At a Boston college, a mysterious figure is stalking and killing various girls with a chainsaw in a gruesome fashion. Lt. Bracken (Christopher George) and his partner, Sgt Holden (Frank Braña), are hot on the case. They interview various staff members, including Dean Foley (Edmund Purdom) and Professor Brown (Jack Taylor), who they suspect is responsible. To help with the investigation, Bracken enlists local student Kendall (Ian Sera) and former tennis player Mary Riggs (Linda Day). After each murder, the killer takes various body parts off his victims, such as their arms and legs. As the body count continues, numerous suspects begin to emerge, including the groundskeeper Willard (Paul L. Smith). Who is this mysterious co-ed killer, and why are they taking pieces of their victims? Also, who randomly attacks people in the middle of the night because of lousy chop suey?

 

Review

While American slasher films like The Prowler and The Burning were gruesome, Pieces takes it to a new level.
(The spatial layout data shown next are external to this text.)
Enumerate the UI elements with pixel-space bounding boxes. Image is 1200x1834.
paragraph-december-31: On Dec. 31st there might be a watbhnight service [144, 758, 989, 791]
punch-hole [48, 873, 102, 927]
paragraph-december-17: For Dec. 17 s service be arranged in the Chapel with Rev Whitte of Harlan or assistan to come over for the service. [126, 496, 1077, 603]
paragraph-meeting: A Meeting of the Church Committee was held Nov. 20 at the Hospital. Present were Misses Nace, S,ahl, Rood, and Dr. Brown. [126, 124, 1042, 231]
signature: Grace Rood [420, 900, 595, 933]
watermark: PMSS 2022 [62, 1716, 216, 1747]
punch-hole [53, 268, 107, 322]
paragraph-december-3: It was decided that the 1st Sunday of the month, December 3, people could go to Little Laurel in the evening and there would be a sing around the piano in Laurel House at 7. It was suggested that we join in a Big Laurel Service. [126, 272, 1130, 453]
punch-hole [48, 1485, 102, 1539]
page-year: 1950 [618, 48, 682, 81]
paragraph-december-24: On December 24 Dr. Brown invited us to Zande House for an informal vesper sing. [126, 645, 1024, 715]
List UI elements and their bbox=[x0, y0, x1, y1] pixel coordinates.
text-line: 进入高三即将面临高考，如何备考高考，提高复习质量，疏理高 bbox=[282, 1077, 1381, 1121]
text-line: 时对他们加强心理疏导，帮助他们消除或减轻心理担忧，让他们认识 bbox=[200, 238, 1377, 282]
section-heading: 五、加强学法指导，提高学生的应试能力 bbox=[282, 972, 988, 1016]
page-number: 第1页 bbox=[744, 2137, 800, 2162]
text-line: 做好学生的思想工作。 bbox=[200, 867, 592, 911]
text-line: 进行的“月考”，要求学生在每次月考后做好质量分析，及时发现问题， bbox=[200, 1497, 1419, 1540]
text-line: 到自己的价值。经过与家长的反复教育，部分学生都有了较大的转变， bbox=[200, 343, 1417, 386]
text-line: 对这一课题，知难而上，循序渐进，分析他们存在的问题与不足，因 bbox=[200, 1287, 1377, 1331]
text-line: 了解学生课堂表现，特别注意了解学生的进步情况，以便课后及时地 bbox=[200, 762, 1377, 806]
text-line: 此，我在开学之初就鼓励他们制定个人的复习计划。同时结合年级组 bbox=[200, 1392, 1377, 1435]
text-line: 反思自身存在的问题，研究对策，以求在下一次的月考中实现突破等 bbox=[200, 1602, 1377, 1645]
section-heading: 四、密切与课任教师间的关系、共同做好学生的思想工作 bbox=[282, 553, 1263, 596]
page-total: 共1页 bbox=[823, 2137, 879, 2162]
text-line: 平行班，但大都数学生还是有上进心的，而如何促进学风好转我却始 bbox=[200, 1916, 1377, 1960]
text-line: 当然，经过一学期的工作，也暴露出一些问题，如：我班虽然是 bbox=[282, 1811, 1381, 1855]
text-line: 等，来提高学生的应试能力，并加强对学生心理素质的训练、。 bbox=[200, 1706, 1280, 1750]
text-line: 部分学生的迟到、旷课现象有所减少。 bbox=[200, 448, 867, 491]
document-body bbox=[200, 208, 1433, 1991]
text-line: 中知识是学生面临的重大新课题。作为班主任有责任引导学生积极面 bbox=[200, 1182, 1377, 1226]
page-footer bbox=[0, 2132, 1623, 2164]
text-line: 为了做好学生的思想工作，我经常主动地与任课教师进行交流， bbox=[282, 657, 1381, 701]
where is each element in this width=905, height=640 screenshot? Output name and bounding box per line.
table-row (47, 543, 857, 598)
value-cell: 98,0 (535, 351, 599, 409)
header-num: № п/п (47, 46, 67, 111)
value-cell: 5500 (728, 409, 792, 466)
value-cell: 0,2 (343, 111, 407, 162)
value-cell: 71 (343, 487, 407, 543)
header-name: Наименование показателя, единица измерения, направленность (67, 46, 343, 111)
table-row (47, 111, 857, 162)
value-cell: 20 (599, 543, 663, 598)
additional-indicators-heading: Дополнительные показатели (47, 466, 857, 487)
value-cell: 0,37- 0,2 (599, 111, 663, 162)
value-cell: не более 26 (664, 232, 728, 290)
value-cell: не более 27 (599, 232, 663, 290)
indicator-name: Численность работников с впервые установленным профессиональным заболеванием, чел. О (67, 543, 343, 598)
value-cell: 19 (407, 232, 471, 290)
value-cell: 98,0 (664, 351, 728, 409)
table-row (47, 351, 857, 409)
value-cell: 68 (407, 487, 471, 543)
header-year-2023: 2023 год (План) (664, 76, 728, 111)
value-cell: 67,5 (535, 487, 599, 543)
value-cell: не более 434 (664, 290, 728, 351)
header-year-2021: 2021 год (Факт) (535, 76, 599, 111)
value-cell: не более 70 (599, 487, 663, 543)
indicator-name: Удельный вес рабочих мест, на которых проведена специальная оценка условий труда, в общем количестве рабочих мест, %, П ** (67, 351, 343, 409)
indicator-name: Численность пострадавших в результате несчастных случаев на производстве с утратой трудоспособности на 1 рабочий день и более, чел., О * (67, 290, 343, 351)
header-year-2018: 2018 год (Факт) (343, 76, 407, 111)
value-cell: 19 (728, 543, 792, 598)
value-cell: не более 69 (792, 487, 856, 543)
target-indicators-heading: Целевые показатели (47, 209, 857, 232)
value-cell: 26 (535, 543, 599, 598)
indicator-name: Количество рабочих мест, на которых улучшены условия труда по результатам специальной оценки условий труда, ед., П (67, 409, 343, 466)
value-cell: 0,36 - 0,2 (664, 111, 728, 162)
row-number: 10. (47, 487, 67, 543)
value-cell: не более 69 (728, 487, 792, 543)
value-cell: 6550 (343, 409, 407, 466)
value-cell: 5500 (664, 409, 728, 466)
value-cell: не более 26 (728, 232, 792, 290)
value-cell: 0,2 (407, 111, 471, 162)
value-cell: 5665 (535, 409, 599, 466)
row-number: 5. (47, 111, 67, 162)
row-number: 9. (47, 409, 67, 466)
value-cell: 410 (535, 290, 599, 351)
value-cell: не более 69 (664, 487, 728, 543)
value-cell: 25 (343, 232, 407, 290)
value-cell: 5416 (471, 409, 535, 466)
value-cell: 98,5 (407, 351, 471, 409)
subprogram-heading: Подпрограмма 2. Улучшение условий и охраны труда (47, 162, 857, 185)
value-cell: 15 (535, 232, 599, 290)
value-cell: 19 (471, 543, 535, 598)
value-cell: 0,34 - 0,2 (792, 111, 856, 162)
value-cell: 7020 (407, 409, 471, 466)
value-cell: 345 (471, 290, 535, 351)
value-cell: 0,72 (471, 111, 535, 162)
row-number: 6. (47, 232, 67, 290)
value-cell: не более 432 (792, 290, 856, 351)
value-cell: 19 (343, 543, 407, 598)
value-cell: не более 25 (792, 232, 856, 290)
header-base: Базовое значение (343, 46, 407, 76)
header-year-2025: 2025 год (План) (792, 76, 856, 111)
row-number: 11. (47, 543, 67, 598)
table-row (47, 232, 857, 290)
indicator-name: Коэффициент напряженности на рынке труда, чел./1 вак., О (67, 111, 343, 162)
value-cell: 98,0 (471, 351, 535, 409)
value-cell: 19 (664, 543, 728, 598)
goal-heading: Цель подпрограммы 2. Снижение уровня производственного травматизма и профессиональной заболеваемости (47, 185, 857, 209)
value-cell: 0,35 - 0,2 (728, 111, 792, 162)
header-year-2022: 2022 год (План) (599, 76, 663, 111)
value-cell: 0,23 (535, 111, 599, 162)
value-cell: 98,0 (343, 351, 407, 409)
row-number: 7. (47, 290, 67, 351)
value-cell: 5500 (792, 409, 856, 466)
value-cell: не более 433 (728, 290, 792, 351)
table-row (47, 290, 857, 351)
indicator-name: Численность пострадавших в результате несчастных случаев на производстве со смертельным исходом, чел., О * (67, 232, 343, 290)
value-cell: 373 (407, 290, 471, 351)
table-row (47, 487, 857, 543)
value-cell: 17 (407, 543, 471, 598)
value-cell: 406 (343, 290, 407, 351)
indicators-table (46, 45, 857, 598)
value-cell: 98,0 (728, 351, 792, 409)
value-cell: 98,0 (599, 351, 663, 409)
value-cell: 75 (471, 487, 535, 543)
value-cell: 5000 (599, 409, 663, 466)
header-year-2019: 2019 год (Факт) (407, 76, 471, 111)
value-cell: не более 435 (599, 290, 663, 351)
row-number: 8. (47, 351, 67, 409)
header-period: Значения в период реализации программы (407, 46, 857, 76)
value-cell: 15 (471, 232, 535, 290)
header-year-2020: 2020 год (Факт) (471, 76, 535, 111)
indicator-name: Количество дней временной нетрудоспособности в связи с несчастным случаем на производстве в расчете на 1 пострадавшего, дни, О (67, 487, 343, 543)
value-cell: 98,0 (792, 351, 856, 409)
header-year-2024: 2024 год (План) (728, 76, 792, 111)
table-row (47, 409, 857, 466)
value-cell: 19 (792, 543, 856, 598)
The kills have a vicious quality that could only come from foreign slasher films, both in gore and tone. From the schoolgirl getting decapitated with a chainsaw to the reporter getting a knife through her mouth, they’re something else. The filmmakers manage to make the kills insanely bloody in a cartoonish way while mixing in some genuine sleaze. In one of the film’s most infamous kills, the victim urinates herself right before getting sliced in half. The movie works in some Giallo qualities, namely the cloaked figure with black gloves and how everyone is a suspect. Everyone has unique qualities that make them stand out and give you reasons to think they might be guilty. Could it be the neurotic professor, the womanizing student, or the standoffish dean?

The late great Christopher George, who was the gym coach in the movie Graduation Day, is terrific as always. He has enough charisma and smartass quips to make him believable as a cop, and his scenes are a treat. Character actor Edmund Purdom from Absurd does a good job playing an unassuming dean that slowly reveals his dark secrets. Admittedly, Linda Day, aka Lynda Day George, is about as good at acting as she is at playing tennis. Also, it’s probably just the bad dubbing, but Ian Sera comes off a bit bland as the oddly womanizing Kendall. There are some dead spots during the film’s hour and twenty-five-minute runtime, but it never feels dull. It helps that the score, which is mainly composed of stock music, helps add a creepy feeling to the proceedings. Overall, Pieces is, like the tagline says, exactly what you think it is.